DALLAS – Winter weeds might be out of sight and out of mind, but now is the time to think about applying pre-emergent herbicides to lawns, according to a Texas Cooperative Extension expert.
September is the best time to apply the herbicides before the weed seeds begin to germinate, said Dr. James McAfee, Extension turfgrass specialist in Dallas. If applied too late, the pre-emergent material won’t control weeds.
“Most homeowners don’t think about winter-weed control until the weather starts to cool, but by then it’s too late,” McAfee said.
In North Texas, including the Panhandle, pre-emergent herbicides should be applied in early September, McAfee said. In Central Texas, apply the material by mid-September. In communities farther south, it can be applied toward the end of the month, or early October.
Water lawns immediately or at least within a day or two of applying the herbicide, he said. A soaking of about a half-inch of water would be necessary.
“You need to water it in as soon as possible so that the sunlight doesn’t get a chance to start breaking it down,” he said.
Before buying pre-emergent herbicide, read the label carefully to determine if the material is appropriate for the type of grass that will be treated, McAfee said.
During a mild winter with rain, it may be necessary to apply the herbicide a second time, in late December or early January, he said.
“Last winter was a prime example of excessive rainfall and mild temperatures causing winter weeds,” he said.

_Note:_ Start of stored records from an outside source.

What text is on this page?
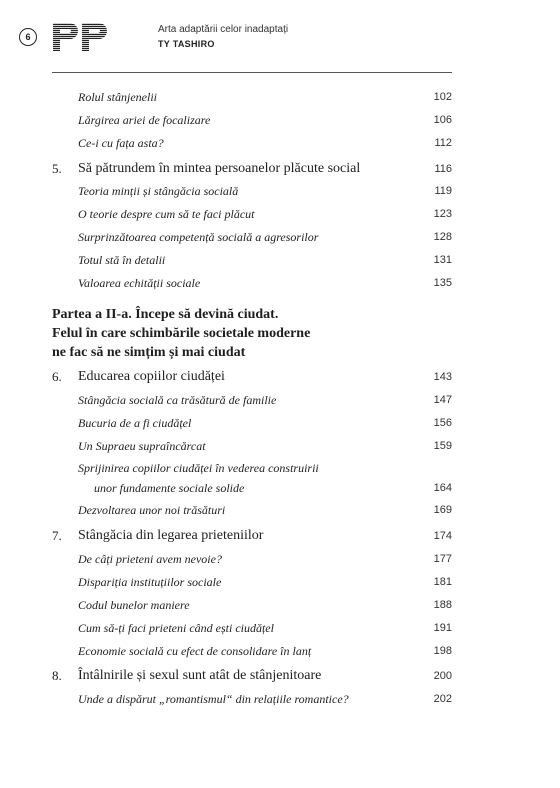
6
Arta adaptării celor inadaptați
TY TASHIRO
Rolul stânjenelii	102
Lărgirea ariei de focalizare	106
Ce-i cu fața asta?	112
5. Să pătrundem în mintea persoanelor plăcute social	116
Teoria minții și stângăcia socială	119
O teorie despre cum să te faci plăcut	123
Surprinzătoarea competență socială a agresorilor	128
Totul stă în detalii	131
Valoarea echității sociale	135
Partea a II-a. Începe să devină ciudat.
Felul în care schimbările societale moderne
ne fac să ne simțim și mai ciudat
6. Educarea copiilor ciudăței	143
Stângăcia socială ca trăsătură de familie	147
Bucuria de a fi ciudățel	156
Un Supraeu supraîncărcat	159
Sprijinirea copiilor ciudăței în vederea construirii
unor fundamente sociale solide	164
Dezvoltarea unor noi trăsături	169
7. Stângăcia din legarea prieteniilor	174
De câți prieteni avem nevoie?	177
Dispariția instituțiilor sociale	181
Codul bunelor maniere	188
Cum să-ți faci prieteni când ești ciudățel	191
Economie socială cu efect de consolidare în lanț	198
8. Întâlnirile și sexul sunt atât de stânjenitoare	200
Unde a dispărut „romantismul“ din relațiile romantice?	202
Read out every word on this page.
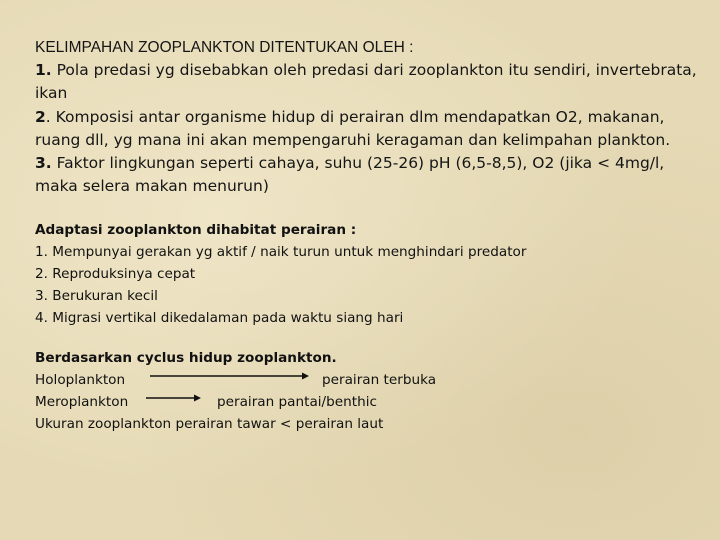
KELIMPAHAN ZOOPLANKTON DITENTUKAN OLEH :
1. Pola predasi yg disebabkan oleh predasi dari zooplankton itu sendiri, invertebrata, ikan
2. Komposisi antar organisme hidup di perairan dlm mendapatkan O2, makanan, ruang dll, yg mana ini akan mempengaruhi keragaman dan kelimpahan plankton.
3. Faktor lingkungan seperti cahaya, suhu (25-26) pH (6,5-8,5), O2 (jika < 4mg/l, maka selera makan menurun)
Adaptasi zooplankton dihabitat perairan :
1. Mempunyai gerakan yg aktif / naik turun untuk menghindari predator
2. Reproduksinya cepat
3. Berukuran kecil
4. Migrasi vertikal dikedalaman pada waktu siang hari
Berdasarkan cyclus hidup zooplankton.
Holoplankton	perairan terbuka
Meroplankton	perairan pantai/benthic
Ukuran zooplankton perairan tawar < perairan laut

For annual winter broadleaf weeds, apply a post-emergent herbicide for that type of weed, McAfee said. Allow the post-emergent material to dry on the foliage for about two days before mowing. The best time to treat for the winter broadleaf is in the fall and early winter while the weeds are actively growing. Don’t wait until spring to apply the herbicide. By then the weeds would be mature and difficult to control.
When in doubt, contact the Extension agent in your county for information about weeds and appropriate herbicides, he advised.
Continue using “best cultural practices” to maintain a healthy lawn through the fall and winter, he said. The practices include regular mowing, irrigation and fertilization.
“Remember, a dense healthy stand of turfgrass is our best defense against weeds,” McAfee said.